COSTUMI

I costumi di Sonia Biacchi

Segni e forme mi colgono di sorpresa e mi attraggono, io li registro nella mente, lasciano delle tracce, sono le impronte a cui attingo per disegnare le mie personali architetture costruite per i corpi dei danzatori. Esse hanno elementi comuni: purezza di segno, ampia campitura, essenzialità, ma soprattutto rappresentatività di un mondo dai rimandi ai quali mi sento emozionalmente partecipe.
Dai disegni passo alla loro realizzazione tridimensionale il disegno, per essere trasformato in struttura, deve corrispondere a principi di fattibilità, indossabilità, relazionalità con lo spazio scenico e con le forme che prevedo essere in scena durante la pièce.
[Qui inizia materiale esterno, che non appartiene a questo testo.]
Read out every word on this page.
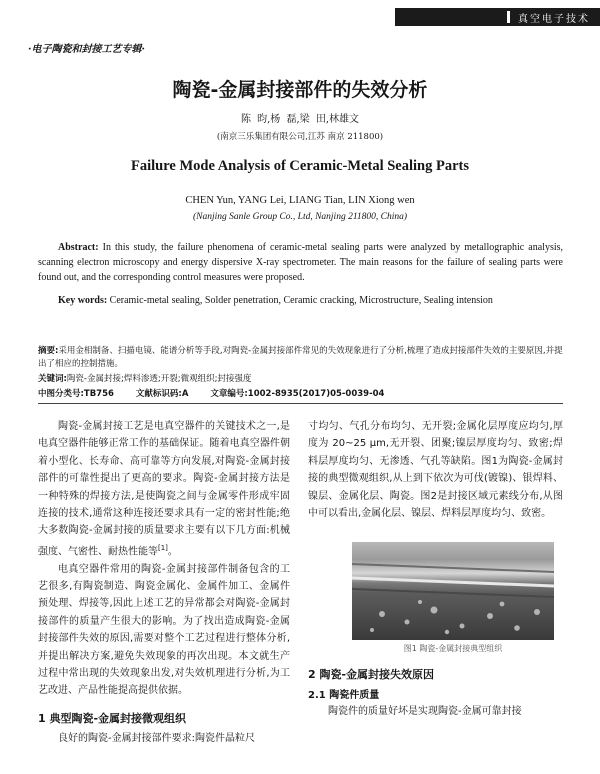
真空电子技术
·电子陶瓷和封接工艺专辑·
陶瓷-金属封接部件的失效分析
陈 昀,杨 磊,梁 田,林雄文
(南京三乐集团有限公司,江苏 南京 211800)
Failure Mode Analysis of Ceramic-Metal Sealing Parts
CHEN Yun, YANG Lei, LIANG Tian, LIN Xiong wen
(Nanjing Sanle Group Co., Ltd, Nanjing 211800, China)
Abstract: In this study, the failure phenomena of ceramic-metal sealing parts were analyzed by metallographic analysis, scanning electron microscopy and energy dispersive X-ray spectrometer. The main reasons for the failure of sealing parts were found out, and the corresponding control measures were proposed.
Key words: Ceramic-metal sealing, Solder penetration, Ceramic cracking, Microstructure, Sealing intension
摘要:采用金相制备、扫描电镜、能谱分析等手段,对陶瓷-金属封接部件常见的失效现象进行了分析,梳理了造成封接部件失效的主要原因,并提出了相应的控制措施。
关键词:陶瓷-金属封接;焊料渗透;开裂;微观组织;封接强度
中图分类号:TB756	文献标识码:A	文章编号:1002-8935(2017)05-0039-04

陶瓷-金属封接工艺是电真空器件的关键技术之一,是电真空器件能够正常工作的基础保证。随着电真空器件朝着小型化、长寿命、高可靠等方向发展,对陶瓷-金属封接部件的可靠性提出了更高的要求。陶瓷-金属封接方法是一种特殊的焊接方法,是使陶瓷之间与金属零件形成牢固连接的技术,通常这种连接还要求具有一定的密封性能;绝大多数陶瓷-金属封接的质量要求主要有以下几方面:机械强度、气密性、耐热性能等[1]。

电真空器件常用的陶瓷-金属封接部件制备包含的工艺很多,有陶瓷制造、陶瓷金属化、金属件加工、金属件预处理、焊接等,因此上述工艺的异常都会对陶瓷-金属封接部件的质量产生很大的影响。为了找出造成陶瓷-金属封接部件失效的原因,需要对整个工艺过程进行整体分析,并提出解决方案,避免失效现象的再次出现。本文就生产过程中常出现的失效现象出发,对失效机理进行分析,为工艺改进、产品性能提高提供依据。

1 典型陶瓷-金属封接微观组织

良好的陶瓷-金属封接部件要求:陶瓷件晶粒尺

寸均匀、气孔分布均匀、无开裂;金属化层厚度应均匀,厚度为 20~25 μm,无开裂、团聚;镍层厚度均匀、致密;焊料层厚度均匀、无渗透、气孔等缺陷。图1为陶瓷-金属封接的典型微观组织,从上到下依次为可伐(镀镍)、银焊料、镍层、金属化层、陶瓷。图2是封接区域元素线分布,从图中可以看出,金属化层、镍层、焊料层厚度均匀、致密。

图1 陶瓷-金属封接典型组织
2 陶瓷-金属封接失效原因
2.1 陶瓷件质量

陶瓷件的质量好坏是实现陶瓷-金属可靠封接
E' dunque dopo varie riflessioni che prende il via la fase realizzativa, durante la quale spesso apporto modifiche o arricchimenti al progetto originale. benché realizzi sempre una prima struttura in forma tridimensionale su manichino, sperimentando le proporzioni e l'idoneità dei materiali prescelti, la sua realizzazione a misura d'uomo riserva spesso delle sorprese.
Lavoro spasmodicamente, perché solo a completa realizzazione conoscerò l'esito dell'opera sotto l'aspetto statico e formale, e se la struttura non funziona bisogna correggerla o eliminarla. è frutto di troppo lavoro per arrendersi facilmente. Credo di avere acquisito una buona conoscenza della resa di una vasta gamma di materiali, ma solo la sperimentazione può confermare o smentire le risposte attese. a volte costruisco lo steso modello con materiali diversi attendendo differenti risposte di presenza scenica, di duttilità e di possibilità di trasformazioni formali attraverso il movimento.
A struttura terminata, la sperimentazione non è ancora conclusa. quali risposte dà, quando è indossato o trasportata da un danzatore nello spazio teatrale? quale relazione ci può essere fra essa e le altre strutture, la luce, la musica, lo spazio teatrale? qual è la sensibilità interpretativa e relazionale del danzatore? tutte domande, queste, di importanza enorme, perché toccano il cuore del problema della messa in scena: il ritmo. Rumore-silenzio, luce-buio, movimento-stasi, vuoto-pieno, volumi sonori e luminosi, interferenze con proiezioni video, voce-suono. è necessario un grande orchestratore per far nascere un'opera che stia fra terra e cielo. ma, ahimè, quante volte ci si avvicina a questo risultato?